The irony of Atlas Shrugged, Part I, though, is that it's a movie about how the people who make truly great things are laid low by the mediocrity of people who are jealous of their gifts, and it is an entirely mediocre movie. (Plot summary: A bunch of dicks walk around whining about how hard it is to be a dick. Two dicks ride a train and have an affair, because the guy's wife is a dick and can't understand how hard he works at being a dick. All their dick friends keep disappearing. The end. See you for part two, April 15, 2012!) Though the script praises exceptionalism, the script itself is unexceptional, making a monotonous hash from Rand's soap-operatic blather ("What happened to you, Francisco? Where is the man I used to love?" and "There is so much at stake. We have to make it"). The characters are supposed to be nearly superhuman in their skills and self-confidence, but the actors are incapable of pretending to be even believable human beings.

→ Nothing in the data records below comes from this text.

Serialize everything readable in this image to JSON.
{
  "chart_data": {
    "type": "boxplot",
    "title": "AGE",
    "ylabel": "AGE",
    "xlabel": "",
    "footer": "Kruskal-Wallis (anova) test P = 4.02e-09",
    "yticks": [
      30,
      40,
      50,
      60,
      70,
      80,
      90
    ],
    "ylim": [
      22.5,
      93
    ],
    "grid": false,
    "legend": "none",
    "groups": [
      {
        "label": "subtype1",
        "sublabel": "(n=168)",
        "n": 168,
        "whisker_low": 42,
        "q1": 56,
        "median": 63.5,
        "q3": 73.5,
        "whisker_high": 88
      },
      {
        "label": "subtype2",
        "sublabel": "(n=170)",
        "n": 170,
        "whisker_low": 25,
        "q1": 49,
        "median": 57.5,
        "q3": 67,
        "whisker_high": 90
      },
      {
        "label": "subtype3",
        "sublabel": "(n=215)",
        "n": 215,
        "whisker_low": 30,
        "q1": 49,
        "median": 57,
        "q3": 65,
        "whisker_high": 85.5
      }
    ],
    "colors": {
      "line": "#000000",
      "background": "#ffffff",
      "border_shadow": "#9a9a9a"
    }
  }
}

The ethos that Atlas Shrugged hammers into its audience is that something is either worth doing to the absolute best of your ability or not worth doing at all. Yet a large part of the film is made up of generic stock footage, the cinematographer is more interested in the cheap rental furniture than the human beings uncomfortably sitting on it, and the wardrobe department can't seem to tie a single necktie into a proper knot. The continuity editor apparently hasn't found the time to watch the film yet: Every character rides around in the same limousine, and entire scenes consist of people sitting around tables at alleged "dinners" where no food is served, saying good-night to each other over full, untouched glasses of wine.
To call Atlas Shrugged: Part I comically inept would imply that it had a sense of humor, or that it's an entertaining wreck of a film. It's not that; it's a barely watchable conglomeration of incomplete scenes about unformed characters, and it's boring as hell to watch. It's more tragically inept, a dyslexic love letter to the first third of a bad book. It doesn't even deserve a real review, because it's not a real movie; it's just a hacked-together fairy tale for assholes. In fact, it's exactly the movie that that roomful of assholes deserved.